Certo, l’Italia non si propone alla Germania come alternativa alla Francia. Ma quanto accade in Francia oggi influirà, e molto, sui rapporti europei prossimi venturi; e Monti crede che “l’Italia si sia piazzata in una buona posizione per aiutare Francia e Germania a trovare un nuovo equilibrio”, specie se Sarkozy perde e Hollande vince (ma non solo). La Merkel non ha nascosto in campagna elettorale la sua preferenza per Sarkozy, un po’ per solidarietà politica –entrambi stanno nel Partito popolare europeo-, un po’ per consolidata amicizia –o, almeno, frequentazione- e un po’ perché Hollande la irrita e la spaventa, andando in giro a promettere che, se sarà eletto, chiederà di rinegoziare il Patto di Bilancio, nonostante la cancelliera lo consideri ‘blindato’.

Ma il tandem, o l’asse, o il direttorio Parigi-Berlino non sparirà.
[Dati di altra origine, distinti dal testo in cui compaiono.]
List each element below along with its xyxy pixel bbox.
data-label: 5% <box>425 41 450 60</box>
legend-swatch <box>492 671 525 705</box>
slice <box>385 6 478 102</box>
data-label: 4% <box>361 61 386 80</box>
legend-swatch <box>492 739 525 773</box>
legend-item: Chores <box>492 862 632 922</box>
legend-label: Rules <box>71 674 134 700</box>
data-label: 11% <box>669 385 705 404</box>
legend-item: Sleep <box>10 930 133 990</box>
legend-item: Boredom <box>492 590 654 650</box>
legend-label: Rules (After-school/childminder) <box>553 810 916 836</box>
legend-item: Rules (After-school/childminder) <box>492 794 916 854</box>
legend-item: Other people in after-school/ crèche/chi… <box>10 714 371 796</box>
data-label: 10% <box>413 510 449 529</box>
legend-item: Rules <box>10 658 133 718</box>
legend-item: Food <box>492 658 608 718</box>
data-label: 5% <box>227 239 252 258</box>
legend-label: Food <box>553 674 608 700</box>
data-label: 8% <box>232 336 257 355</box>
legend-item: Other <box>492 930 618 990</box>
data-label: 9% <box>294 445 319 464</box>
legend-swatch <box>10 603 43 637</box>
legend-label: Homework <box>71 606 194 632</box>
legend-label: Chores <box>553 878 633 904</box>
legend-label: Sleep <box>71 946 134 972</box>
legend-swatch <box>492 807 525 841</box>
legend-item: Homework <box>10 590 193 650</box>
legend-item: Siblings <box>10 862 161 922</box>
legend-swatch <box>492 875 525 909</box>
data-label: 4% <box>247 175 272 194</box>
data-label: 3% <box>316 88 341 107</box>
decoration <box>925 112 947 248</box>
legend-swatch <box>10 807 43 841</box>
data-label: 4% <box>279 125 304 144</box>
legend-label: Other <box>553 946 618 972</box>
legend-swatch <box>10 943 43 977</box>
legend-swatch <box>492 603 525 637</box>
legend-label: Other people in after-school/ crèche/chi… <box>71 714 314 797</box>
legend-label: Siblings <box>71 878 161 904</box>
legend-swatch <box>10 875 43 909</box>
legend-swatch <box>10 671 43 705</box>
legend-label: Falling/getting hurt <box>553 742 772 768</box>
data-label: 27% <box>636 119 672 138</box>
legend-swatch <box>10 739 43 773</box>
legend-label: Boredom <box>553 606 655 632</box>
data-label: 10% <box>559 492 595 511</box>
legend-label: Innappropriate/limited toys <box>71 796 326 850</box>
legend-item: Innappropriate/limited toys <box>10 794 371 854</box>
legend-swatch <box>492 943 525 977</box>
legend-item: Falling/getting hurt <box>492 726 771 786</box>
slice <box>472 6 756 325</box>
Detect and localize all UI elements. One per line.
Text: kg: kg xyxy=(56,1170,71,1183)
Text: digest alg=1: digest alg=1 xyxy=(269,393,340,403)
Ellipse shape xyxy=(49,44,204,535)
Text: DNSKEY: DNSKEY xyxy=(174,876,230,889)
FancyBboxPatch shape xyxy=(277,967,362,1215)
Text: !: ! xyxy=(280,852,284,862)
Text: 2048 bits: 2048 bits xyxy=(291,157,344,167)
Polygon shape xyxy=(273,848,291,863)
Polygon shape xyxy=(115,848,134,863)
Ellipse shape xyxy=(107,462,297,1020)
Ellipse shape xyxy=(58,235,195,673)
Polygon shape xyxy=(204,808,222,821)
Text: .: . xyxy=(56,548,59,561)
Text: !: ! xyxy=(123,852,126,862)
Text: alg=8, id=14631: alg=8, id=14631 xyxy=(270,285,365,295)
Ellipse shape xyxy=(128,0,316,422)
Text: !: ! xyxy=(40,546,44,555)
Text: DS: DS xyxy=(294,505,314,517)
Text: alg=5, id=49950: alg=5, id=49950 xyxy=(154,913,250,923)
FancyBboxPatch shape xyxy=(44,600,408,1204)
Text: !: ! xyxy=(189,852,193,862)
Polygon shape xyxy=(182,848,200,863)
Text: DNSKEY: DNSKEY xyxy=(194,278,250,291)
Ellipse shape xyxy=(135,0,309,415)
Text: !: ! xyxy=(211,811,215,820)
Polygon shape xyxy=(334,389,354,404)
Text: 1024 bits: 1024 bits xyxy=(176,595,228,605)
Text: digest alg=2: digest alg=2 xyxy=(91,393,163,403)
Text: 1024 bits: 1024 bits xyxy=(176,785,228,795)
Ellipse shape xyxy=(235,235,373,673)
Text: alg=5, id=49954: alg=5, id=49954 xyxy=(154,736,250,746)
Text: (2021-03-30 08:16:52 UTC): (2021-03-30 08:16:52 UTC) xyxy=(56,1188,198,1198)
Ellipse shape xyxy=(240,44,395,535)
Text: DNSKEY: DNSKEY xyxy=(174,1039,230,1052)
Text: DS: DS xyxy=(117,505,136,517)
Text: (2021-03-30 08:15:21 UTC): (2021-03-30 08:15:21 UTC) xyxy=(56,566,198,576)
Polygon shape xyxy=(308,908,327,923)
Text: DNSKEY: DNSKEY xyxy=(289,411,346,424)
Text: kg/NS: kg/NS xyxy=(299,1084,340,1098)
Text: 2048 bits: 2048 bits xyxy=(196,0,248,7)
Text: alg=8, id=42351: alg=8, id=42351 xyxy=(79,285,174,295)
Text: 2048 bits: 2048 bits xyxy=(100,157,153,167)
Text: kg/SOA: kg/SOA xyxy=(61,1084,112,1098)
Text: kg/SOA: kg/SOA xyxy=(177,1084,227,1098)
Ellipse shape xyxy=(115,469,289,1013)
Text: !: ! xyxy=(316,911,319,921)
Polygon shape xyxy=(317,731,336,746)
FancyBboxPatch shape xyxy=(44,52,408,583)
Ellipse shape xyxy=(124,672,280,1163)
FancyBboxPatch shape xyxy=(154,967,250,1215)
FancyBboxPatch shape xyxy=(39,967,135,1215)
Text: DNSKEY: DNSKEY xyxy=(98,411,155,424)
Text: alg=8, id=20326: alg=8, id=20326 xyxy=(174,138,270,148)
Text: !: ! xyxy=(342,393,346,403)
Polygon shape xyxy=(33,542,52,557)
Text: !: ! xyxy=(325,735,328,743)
Pur lontano dall’idea d’un’Unione piena, ma subordinando piuttosto l’integrazione a una visione intergovernativa, Sarkozy ha fatto asse con la Merkel per affrontare la questione del salvataggio di Atene e, soprattutto, per salvare l’euro. Il presidente e la cancelliera, da ultimo con l’aiuto del Professore, hanno trascinato 25 dei 27 – tutti tranne Londra e Praga – alla firma del trattato che serra i bulloni del rigore di bilancio, senza dare respiro alla crescita. Una vittoria di Hollande può spingere l’Unione verso politiche di crescita, ma senza rompere con la Merkel. Stretti collaboratori del candidato socialista non hanno dubbi: se sarà presidente, Hollande andrà in Germania per la sua prima missione estera. L’intesa franco-tedesca è stata forte anche quando è stata asimmetrica: anzi, il socialista Mitterrand ed il popolare Kohl andarono, mano nella mano, alla riunificazione tedesca, al passaggio dalla Comunità all’Unione e alla decisione di creare l’euro.